Flüchtlinge in Weinheim: Streit um die Anschlussunterbringung

15. Juli 2016  Presse

Im Verlauf der Ratssitzung am vergangenen Mittwoch gerieten die Fraktionen aneinander – Grund waren sechs Bauprojekte für 270 Flüchtlinge

[Rhein-Neckar-Zeitung vom 15. Juli 2016]

Weinheim. (web) Stella Kirgiane-Efremidis (SPD) war hörbar erbost: „Selten habe ich in diesem Gremium so viel Populismus erlebt“, sagte sie im Verlauf der Ratssitzung am Mittwoch im Engelbrecht-Haus. Vor vollen Zuhörerreihen debattierte der Gemeinderat über Leistungsvergaben für sechs Bauprojekte. Darin sollen 270 anerkannte und geduldete Flüchtlinge unterkommen. Zwar brachte das Gremium alle sechs Projekte jeweils einen Schritt weiter. Doch bis es so weit war, bekamen die Verwaltung und die SPD erbitterte Kritik zu hören. Auf Drängen der Zuhörer schob OB Heiner Bernhard noch vor der Abstimmung über die umstrittenste Unterbringung in der Klausingstraße die „Bürgerfragestunde“ ein. Auch dabei ging es emotional zu.

Die Kritik im Gremium entzündete sich zunächst an der Finanzierung der Bauten: Die Verwaltung will dafür unter anderem 800 000 Euro heranziehen, die für die Sanierung städtischer Wohnungen vorgesehen sind, aber aufgrund „fehlender Kapazitäten“ nicht verbaut werden können. Dieses Vorgehen stieß nicht zuletzt der Weinheimer Liste (WL) und Teilen der Freien Wähler sauer auf: Sie hatten die Sanierung der städtischen Wohnungen – ebenfalls mit dem Ziel Flüchtlingsunterbringung und sozialer Wohnbau – bei den Etatverhandlungen im Winter durchgesetzt: Michael Lehner (WL) sprach von einer „systematischen Überforderung“ ehrenamtlich tätiger Stadträte, sein Fraktionskollege Simon Pflästerer von „haushalterischen Tricksereien“. Folge: Auch beim Standort Klausingstraße endete die Abstimmung zur Finanzierung knapper als die zur Planungsvergabe.
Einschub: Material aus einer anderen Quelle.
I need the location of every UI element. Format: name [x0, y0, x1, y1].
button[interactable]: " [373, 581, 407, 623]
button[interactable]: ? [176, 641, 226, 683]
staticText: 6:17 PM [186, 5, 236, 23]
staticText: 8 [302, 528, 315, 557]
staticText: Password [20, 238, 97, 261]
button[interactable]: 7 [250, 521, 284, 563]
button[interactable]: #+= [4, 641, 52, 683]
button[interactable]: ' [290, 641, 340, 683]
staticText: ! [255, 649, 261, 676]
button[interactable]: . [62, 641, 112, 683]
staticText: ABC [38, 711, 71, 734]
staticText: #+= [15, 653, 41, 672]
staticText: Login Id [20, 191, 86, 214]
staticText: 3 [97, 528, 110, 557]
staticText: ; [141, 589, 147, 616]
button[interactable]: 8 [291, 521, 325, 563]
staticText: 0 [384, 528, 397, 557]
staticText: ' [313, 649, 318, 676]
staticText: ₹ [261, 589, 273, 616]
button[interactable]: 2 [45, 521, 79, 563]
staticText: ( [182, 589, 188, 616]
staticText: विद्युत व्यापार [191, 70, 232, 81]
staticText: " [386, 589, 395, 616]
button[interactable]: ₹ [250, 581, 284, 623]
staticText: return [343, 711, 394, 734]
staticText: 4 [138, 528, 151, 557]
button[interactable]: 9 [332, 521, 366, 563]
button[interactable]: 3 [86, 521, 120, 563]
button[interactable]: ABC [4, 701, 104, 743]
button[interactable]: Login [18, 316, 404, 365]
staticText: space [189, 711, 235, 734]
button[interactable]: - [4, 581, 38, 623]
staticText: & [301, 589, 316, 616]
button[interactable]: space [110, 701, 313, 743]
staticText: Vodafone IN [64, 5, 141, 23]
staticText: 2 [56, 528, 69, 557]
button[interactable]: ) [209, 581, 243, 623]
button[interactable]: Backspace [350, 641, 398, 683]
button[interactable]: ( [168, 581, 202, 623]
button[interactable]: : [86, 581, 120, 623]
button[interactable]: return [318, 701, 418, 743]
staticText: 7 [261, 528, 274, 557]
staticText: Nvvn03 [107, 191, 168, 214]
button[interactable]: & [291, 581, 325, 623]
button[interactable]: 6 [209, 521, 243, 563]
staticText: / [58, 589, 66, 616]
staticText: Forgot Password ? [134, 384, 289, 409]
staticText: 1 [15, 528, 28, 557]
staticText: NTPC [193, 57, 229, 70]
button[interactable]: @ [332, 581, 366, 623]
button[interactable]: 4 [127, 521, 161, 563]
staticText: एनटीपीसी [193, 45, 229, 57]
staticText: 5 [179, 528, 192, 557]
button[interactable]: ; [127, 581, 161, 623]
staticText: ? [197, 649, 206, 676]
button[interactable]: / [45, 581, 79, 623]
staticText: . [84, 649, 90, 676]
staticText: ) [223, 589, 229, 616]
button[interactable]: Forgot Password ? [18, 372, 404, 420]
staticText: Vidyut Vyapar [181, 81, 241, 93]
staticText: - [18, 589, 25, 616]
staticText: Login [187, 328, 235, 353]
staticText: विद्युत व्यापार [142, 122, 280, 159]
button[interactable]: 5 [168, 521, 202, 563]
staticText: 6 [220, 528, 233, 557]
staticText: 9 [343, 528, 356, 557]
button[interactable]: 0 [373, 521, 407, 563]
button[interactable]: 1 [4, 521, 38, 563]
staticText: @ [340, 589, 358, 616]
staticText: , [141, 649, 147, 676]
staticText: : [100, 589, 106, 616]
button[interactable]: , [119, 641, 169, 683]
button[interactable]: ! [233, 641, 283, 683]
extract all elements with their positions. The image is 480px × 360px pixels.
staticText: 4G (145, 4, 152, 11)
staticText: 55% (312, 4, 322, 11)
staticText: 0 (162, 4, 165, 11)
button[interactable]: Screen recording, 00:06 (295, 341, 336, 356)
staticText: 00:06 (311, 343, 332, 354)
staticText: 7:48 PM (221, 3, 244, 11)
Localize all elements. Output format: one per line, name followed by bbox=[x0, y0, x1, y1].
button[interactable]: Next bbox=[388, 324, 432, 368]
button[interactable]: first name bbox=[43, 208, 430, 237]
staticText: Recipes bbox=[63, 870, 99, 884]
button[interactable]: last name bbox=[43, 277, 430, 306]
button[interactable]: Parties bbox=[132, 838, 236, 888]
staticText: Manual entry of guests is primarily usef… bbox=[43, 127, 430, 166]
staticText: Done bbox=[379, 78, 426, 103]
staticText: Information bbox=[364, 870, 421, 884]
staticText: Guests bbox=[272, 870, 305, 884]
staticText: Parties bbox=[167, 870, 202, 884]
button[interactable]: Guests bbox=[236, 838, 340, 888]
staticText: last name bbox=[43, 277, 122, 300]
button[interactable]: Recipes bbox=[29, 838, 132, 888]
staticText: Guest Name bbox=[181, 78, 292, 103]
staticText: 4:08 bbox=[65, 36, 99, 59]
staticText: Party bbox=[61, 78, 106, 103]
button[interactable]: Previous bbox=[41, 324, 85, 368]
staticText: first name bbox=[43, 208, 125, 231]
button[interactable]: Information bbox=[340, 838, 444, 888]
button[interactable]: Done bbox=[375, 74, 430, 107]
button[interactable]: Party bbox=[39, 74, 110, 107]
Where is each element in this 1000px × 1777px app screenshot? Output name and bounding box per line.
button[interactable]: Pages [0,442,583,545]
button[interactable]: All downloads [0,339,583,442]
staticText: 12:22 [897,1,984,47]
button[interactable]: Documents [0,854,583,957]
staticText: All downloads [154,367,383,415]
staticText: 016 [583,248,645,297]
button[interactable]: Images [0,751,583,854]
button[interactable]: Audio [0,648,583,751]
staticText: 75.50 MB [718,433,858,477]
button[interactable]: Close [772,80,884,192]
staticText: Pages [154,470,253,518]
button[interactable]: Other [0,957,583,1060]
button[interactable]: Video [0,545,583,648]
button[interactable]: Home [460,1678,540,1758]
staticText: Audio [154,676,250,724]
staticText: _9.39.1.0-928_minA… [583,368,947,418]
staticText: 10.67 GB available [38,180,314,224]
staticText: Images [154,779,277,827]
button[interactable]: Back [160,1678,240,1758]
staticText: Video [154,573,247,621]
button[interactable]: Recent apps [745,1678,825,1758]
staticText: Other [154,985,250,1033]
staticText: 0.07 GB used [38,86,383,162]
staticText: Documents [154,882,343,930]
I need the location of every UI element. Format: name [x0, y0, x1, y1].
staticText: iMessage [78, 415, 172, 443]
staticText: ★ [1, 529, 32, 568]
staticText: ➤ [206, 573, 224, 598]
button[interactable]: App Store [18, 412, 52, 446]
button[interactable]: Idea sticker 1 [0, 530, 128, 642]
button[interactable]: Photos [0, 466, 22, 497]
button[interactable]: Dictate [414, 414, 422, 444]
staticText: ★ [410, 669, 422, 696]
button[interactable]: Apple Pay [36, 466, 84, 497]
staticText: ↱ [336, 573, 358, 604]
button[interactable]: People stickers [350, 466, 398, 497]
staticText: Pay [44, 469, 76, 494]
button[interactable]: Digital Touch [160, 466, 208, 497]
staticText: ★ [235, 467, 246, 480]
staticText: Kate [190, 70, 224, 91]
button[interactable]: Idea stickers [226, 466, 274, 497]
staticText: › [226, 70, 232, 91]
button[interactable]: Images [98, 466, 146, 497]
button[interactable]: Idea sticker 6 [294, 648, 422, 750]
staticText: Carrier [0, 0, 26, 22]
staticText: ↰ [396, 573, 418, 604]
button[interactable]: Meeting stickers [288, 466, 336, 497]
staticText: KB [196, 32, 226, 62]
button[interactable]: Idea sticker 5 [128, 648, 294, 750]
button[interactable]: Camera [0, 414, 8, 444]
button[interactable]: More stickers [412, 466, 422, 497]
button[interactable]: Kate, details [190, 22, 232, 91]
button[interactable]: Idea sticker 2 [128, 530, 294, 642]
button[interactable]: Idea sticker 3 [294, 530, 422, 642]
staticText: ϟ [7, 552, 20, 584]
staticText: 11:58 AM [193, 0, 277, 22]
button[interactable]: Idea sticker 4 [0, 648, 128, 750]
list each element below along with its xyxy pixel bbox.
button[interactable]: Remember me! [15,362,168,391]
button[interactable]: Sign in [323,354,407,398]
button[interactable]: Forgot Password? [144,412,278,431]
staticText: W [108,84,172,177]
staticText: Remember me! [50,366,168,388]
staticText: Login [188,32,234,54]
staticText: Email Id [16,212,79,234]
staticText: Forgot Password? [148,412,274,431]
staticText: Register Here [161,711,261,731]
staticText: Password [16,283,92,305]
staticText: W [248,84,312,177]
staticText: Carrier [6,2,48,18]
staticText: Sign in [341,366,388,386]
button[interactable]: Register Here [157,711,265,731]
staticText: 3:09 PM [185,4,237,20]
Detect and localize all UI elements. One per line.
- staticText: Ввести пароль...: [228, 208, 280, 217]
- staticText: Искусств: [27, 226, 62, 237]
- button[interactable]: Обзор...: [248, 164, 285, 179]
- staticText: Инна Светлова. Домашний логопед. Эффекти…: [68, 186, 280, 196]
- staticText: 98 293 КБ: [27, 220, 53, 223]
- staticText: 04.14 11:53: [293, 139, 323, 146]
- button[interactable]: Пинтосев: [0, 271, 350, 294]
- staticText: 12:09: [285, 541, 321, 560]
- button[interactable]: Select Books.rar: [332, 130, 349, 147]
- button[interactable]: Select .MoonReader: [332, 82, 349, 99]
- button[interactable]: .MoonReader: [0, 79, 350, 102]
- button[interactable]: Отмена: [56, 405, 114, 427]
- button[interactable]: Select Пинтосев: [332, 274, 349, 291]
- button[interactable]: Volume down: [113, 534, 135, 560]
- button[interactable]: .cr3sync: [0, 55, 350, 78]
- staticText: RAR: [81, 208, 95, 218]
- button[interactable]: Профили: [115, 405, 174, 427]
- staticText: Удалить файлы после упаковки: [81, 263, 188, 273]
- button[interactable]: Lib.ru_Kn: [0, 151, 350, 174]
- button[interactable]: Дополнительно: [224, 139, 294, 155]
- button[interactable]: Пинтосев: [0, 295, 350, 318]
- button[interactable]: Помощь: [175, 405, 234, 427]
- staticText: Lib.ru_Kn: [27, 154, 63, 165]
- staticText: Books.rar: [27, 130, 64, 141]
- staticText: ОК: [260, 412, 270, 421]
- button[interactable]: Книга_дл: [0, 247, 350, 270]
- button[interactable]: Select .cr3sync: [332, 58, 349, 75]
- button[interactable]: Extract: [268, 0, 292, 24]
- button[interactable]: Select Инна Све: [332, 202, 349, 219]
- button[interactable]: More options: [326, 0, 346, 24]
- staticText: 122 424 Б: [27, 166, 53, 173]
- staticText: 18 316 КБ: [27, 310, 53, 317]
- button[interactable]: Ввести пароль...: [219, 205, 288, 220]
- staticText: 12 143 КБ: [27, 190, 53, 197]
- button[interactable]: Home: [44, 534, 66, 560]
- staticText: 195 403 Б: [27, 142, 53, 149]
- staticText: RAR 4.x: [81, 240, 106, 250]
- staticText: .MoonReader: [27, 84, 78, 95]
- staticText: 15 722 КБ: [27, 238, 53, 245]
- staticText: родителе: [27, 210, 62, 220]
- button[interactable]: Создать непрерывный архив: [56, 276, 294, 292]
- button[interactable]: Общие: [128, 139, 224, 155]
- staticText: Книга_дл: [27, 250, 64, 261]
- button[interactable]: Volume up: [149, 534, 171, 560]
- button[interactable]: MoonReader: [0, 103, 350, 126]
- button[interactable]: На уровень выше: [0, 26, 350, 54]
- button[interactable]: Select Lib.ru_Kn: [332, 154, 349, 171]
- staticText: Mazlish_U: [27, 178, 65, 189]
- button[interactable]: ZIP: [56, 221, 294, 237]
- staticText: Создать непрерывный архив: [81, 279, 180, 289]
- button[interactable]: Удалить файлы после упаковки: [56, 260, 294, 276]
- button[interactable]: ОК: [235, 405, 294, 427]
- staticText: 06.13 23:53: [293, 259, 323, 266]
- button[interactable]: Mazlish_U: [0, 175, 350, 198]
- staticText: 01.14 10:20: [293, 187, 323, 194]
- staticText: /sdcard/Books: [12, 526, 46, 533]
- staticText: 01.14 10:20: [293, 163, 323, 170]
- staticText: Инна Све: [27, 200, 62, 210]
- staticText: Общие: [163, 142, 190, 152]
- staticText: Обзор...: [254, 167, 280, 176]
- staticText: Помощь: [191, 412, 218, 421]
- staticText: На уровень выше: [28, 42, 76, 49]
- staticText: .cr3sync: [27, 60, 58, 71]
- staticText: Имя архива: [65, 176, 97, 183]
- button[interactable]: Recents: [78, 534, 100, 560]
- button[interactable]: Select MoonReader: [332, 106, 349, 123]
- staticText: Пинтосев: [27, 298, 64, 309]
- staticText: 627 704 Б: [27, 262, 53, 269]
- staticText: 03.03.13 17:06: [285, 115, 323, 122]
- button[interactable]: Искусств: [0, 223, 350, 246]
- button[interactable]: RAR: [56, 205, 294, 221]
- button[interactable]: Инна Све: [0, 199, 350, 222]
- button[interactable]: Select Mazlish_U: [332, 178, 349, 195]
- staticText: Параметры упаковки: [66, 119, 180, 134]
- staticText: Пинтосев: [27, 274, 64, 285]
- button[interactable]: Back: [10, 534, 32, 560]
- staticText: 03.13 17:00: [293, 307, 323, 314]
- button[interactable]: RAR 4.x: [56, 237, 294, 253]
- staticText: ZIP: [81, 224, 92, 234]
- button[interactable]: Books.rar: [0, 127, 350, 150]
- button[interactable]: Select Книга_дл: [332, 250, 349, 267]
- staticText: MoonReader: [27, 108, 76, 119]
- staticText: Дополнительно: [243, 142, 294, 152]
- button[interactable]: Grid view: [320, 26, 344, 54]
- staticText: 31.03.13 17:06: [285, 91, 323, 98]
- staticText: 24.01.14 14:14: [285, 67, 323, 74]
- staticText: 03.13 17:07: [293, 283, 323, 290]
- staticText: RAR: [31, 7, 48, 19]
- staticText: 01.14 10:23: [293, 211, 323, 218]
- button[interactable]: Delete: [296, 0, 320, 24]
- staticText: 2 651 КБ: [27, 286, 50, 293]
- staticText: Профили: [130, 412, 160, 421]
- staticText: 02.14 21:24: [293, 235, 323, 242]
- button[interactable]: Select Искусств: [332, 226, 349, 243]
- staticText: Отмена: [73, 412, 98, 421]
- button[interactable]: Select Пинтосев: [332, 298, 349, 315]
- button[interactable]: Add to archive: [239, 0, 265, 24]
Denn mit dem Standort an sich hatte die WL kein Problem. Sehr wohl aber GAL und „Die Linke“: „Offenbar meint man, hier Härte zeigen zu müssen“, so Elisabeth Kramer (GAL): „Warum zieht man nicht die Tennisplätze in der Innenstadt heran? Spielen dort wichtigere Leute als auf dem Bolzer?“. Carsten Labudda (Linke) echauffierte sich darüber, dass in der Klausingstraße für 60 Menschen geplant wird: „Wir haben immer dafür plädiert, dass bei 50 Leuten Schluss ist – so wie an den anderen Standorten auch.“ Er frage sich, wieso die „selbst ernannte Weststadtpartei SPD die Klausingstraße vorantreibt, die Nördliche Hauptstraße aber ablehnt“. Die Beauftragung von Architekt und SPD-Rat Constantin Görtz habe „ein Geschmäckle“. OB Bernhard hatte offenbar geahnt, was auf ihn zukam, und die Räte im Vorfeld in die Verantwortung genommen: Selbst wenn alle vorgesehenen Standorte funktionierten, fehlten der Stadt 2017 um die 100 Wohnplätze für Flüchtlinge. Zu den Bolzplatznutzern sagte er: „Ein Kompromiss ist nie ein Sieg, aber auch nie eine Niederlage.“ Am Schluss hätte die GAL fast doch noch für die Klausingstraße gestimmt: Die Grünen wollten garantiert haben, dass eine Idee von Architekt Görtz umgesetzt wird: Dieser will Bolzer und Unterkunft auf ein gemeinsames Grundstück setzen und den Kinderspielplatz einige Blocks weiter vollständig erhalten. „Vor Abschluss der Planungen ist das nicht zu garantieren“, musste Bernhard die GAL enttäuschen.